Safe Hedging Practices#
- Use a latency threshold (for example, p95) before hedging.
- Cap the number of hedged requests per call.
- Implement global retry budgets per client.
- Add jitter to avoid synchronized retries.
Spring Boot Example with Hedged Reads#
1
2
3
4
5
6
7
8
9
10
11
12
13
14
15
16
17
18
19
20
21
22
23
24
@Service
public class CatalogClient {
private final WebClient webClient;
public CatalogClient(WebClient.Builder builder) {
this.webClient = builder.baseUrl("http://catalog").build();
}
public Mono<CatalogItem> getItem(String id) {
Mono<CatalogItem> primary = fetch(id);
Mono<CatalogItem> hedge = Mono.delay(Duration.ofMillis(80))
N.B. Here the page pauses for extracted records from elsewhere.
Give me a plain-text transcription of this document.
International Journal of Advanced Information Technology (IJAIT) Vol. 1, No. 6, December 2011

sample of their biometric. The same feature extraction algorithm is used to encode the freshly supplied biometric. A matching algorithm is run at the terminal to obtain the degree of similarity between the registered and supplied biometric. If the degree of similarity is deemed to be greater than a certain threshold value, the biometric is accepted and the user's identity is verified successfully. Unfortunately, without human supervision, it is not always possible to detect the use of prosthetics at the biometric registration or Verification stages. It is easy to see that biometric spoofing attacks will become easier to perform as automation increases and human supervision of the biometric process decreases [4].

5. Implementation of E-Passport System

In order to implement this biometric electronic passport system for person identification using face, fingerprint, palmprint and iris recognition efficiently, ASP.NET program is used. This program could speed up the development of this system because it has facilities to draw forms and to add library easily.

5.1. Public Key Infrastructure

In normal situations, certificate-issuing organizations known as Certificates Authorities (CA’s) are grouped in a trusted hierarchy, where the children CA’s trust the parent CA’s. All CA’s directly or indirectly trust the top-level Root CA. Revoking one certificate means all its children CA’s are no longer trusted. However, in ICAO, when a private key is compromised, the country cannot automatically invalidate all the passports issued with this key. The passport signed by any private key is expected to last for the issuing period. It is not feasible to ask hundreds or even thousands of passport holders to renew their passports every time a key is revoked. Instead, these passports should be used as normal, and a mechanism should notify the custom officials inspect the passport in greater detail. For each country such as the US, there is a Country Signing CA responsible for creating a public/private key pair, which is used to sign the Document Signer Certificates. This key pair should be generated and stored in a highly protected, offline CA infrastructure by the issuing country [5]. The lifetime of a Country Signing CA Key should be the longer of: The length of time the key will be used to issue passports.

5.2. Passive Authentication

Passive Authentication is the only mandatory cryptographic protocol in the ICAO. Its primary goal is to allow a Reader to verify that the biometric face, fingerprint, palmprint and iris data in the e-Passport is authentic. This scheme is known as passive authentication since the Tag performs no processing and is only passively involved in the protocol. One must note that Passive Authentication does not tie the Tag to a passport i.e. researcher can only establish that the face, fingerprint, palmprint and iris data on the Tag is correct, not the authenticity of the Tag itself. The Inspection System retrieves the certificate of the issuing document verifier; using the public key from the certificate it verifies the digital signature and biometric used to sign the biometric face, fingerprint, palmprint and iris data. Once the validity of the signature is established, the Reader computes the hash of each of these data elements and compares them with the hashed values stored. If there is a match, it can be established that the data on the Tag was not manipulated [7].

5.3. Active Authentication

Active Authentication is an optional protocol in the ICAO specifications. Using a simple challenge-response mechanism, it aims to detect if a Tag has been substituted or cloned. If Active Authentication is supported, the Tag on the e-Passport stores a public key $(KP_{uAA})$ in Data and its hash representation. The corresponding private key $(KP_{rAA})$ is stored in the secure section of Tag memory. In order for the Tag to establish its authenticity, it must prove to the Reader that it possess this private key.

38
.flatMap(ignore -> fetch(id));
return Mono.firstWithSignal(primary, hedge)
.timeout(Duration.ofMillis(200));
}
private Mono<CatalogItem> fetch(String id) {
return webClient.get()
.uri("/items/{id}", id)
.retrieve()
.bodyToMono(CatalogItem.class);
}
}
Observability for Hedging#
Track:
- Hedged request rate.
- Extra load induced by hedging.
- Success rate of primary vs hedged requests.
Summary#
Request hedging can reduce tail latency, but it must be combined with retry budgets, jitter, and load-shedding safeguards to avoid self-inflicted retry storms.